Until then, the Cubs’ four-game losing streak entering the day coincided with a 1-for-11 stretch for him in those games — 1-for-10 with a walk and six strikeouts the last three games, following a three-walk game Tuesday.
He had reached base with at least one hit in every start until that four-game skid — reached on a hit or walk in every game until the last two.
“I don’t want to make excuses,” Ross said of Suzuki’s return to a stratospheric performance level for the day. “But we had some crappy weather to play in the last few days.”
And Suzuki wasn’t the only Cubs suffering through some suppressed numbers during the low-scoring week against the Rays and Pirates.
“This was a beautiful day, a beautiful crowd,” Ross said, “with Kyle [Hendricks] the way he was pitching — so efficient from early on; not really any hard contact with the two hits. Just an all-around nice, group win.
“And a beautiful day at Wrigley, and the fans were nice and loud.”
Just the way Hoyer wrote it up a couple days before Suzuki decided to sign.
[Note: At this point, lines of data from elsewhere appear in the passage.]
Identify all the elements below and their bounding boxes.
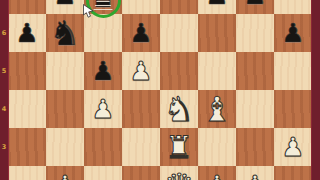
square-f5[interactable] — [198, 52, 236, 90]
white-rook-e3[interactable]: ♜ — [160, 128, 198, 166]
square-d4[interactable] — [122, 90, 160, 128]
white-pawn-d5[interactable]: ♟ — [122, 52, 160, 90]
square-d5[interactable]: ♟ — [122, 52, 160, 90]
square-b3[interactable] — [46, 128, 84, 166]
square-d6[interactable]: ♟ — [122, 14, 160, 52]
square-b4[interactable] — [46, 90, 84, 128]
square-g7[interactable]: ♟ — [236, 0, 274, 14]
square-e3[interactable]: ♜ — [160, 128, 198, 166]
square-g6[interactable] — [236, 14, 274, 52]
square-f3[interactable] — [198, 128, 236, 166]
square-c2[interactable] — [84, 166, 122, 180]
square-a6[interactable]: ♟ — [8, 14, 46, 52]
square-d7[interactable] — [122, 0, 160, 14]
rank-label-4: 4 — [0, 105, 8, 113]
square-b5[interactable] — [46, 52, 84, 90]
black-pawn-c5[interactable]: ♟ — [84, 52, 122, 90]
white-bishop-f4[interactable]: ♝ — [198, 90, 236, 128]
square-g5[interactable] — [236, 52, 274, 90]
square-f6[interactable] — [198, 14, 236, 52]
square-b6[interactable]: ♞ — [46, 14, 84, 52]
square-c3[interactable] — [84, 128, 122, 166]
white-pawn-c4[interactable]: ♟ — [84, 90, 122, 128]
black-pawn-h6[interactable]: ♟ — [274, 14, 312, 52]
white-knight-e4[interactable]: ♞ — [160, 90, 198, 128]
square-e2[interactable]: ♛ — [160, 166, 198, 180]
board-frame-right — [311, 0, 320, 180]
square-h7[interactable] — [274, 0, 312, 14]
square-e4[interactable]: ♞ — [160, 90, 198, 128]
square-f4[interactable]: ♝ — [198, 90, 236, 128]
square-e5[interactable] — [160, 52, 198, 90]
square-h2[interactable] — [274, 166, 312, 180]
square-a5[interactable] — [8, 52, 46, 90]
black-knight-b6[interactable]: ♞ — [46, 14, 84, 52]
rank-label-5: 5 — [0, 67, 8, 75]
square-g2[interactable]: ♟ — [236, 166, 274, 180]
black-pawn-a6[interactable]: ♟ — [8, 14, 46, 52]
square-b2[interactable]: ♟ — [46, 166, 84, 180]
white-pawn-f2[interactable]: ♟ — [198, 166, 236, 180]
mouse-cursor-icon — [83, 3, 94, 22]
black-pawn-f7[interactable]: ♟ — [198, 0, 236, 14]
square-e7[interactable] — [160, 0, 198, 14]
square-c4[interactable]: ♟ — [84, 90, 122, 128]
square-g4[interactable] — [236, 90, 274, 128]
square-h4[interactable] — [274, 90, 312, 128]
square-f7[interactable]: ♟ — [198, 0, 236, 14]
square-b7[interactable]: ♟ — [46, 0, 84, 14]
black-pawn-d6[interactable]: ♟ — [122, 14, 160, 52]
square-a7[interactable] — [8, 0, 46, 14]
white-queen-e2[interactable]: ♛ — [160, 166, 198, 180]
white-pawn-h3[interactable]: ♟ — [274, 128, 312, 166]
square-c5[interactable]: ♟ — [84, 52, 122, 90]
white-pawn-g2[interactable]: ♟ — [236, 166, 274, 180]
chess-board-screenshot: ♟♛♟♟♟♞♟♟♟♟♟♞♝♜♟♟♛♟♟ 6543 — [0, 0, 320, 180]
square-a2[interactable] — [8, 166, 46, 180]
chess-board: ♟♛♟♟♟♞♟♟♟♟♟♞♝♜♟♟♛♟♟ — [8, 0, 312, 180]
black-pawn-g7[interactable]: ♟ — [236, 0, 274, 14]
square-e6[interactable] — [160, 14, 198, 52]
board-frame-left — [0, 0, 9, 180]
white-pawn-b2[interactable]: ♟ — [46, 166, 84, 180]
square-f2[interactable]: ♟ — [198, 166, 236, 180]
square-a3[interactable] — [8, 128, 46, 166]
square-h3[interactable]: ♟ — [274, 128, 312, 166]
square-d2[interactable] — [122, 166, 160, 180]
square-d3[interactable] — [122, 128, 160, 166]
rank-label-3: 3 — [0, 143, 8, 151]
square-h6[interactable]: ♟ — [274, 14, 312, 52]
square-a4[interactable] — [8, 90, 46, 128]
square-h5[interactable] — [274, 52, 312, 90]
rank-label-6: 6 — [0, 29, 8, 37]
square-g3[interactable] — [236, 128, 274, 166]
black-pawn-b7[interactable]: ♟ — [46, 0, 84, 14]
“We’ve been waiting for weeks for one day like that,” said All-Star catcher Willson Contreras, one of five Cubs with at least three hits in the game.
Along the way Hendricks (1-1) needed just 76 pitches for seven innings of his best work of the season, delivering the Cubs’ first quality start of 2022.
But if you’re looking for a Cubs bellwether, look no further than Suzuki for the surest, small-sample-size indicator in baseball so far.
Not only is he hitting .750 on 73-degree day games on the weekend, but check out his Cubs-win/Cubs-loss splits:
In the Cubs’ seven wins, he’s 11-for-23 (.478) with three homers, a .957 slugging percentage and 1.523 OPS.
In the eight losses: 5-for-20 (.25) with one homer, .450 slugging and .914 OPS.
And this: When he steals a base, the Cubs average eight runs in the inning (and 21 per game).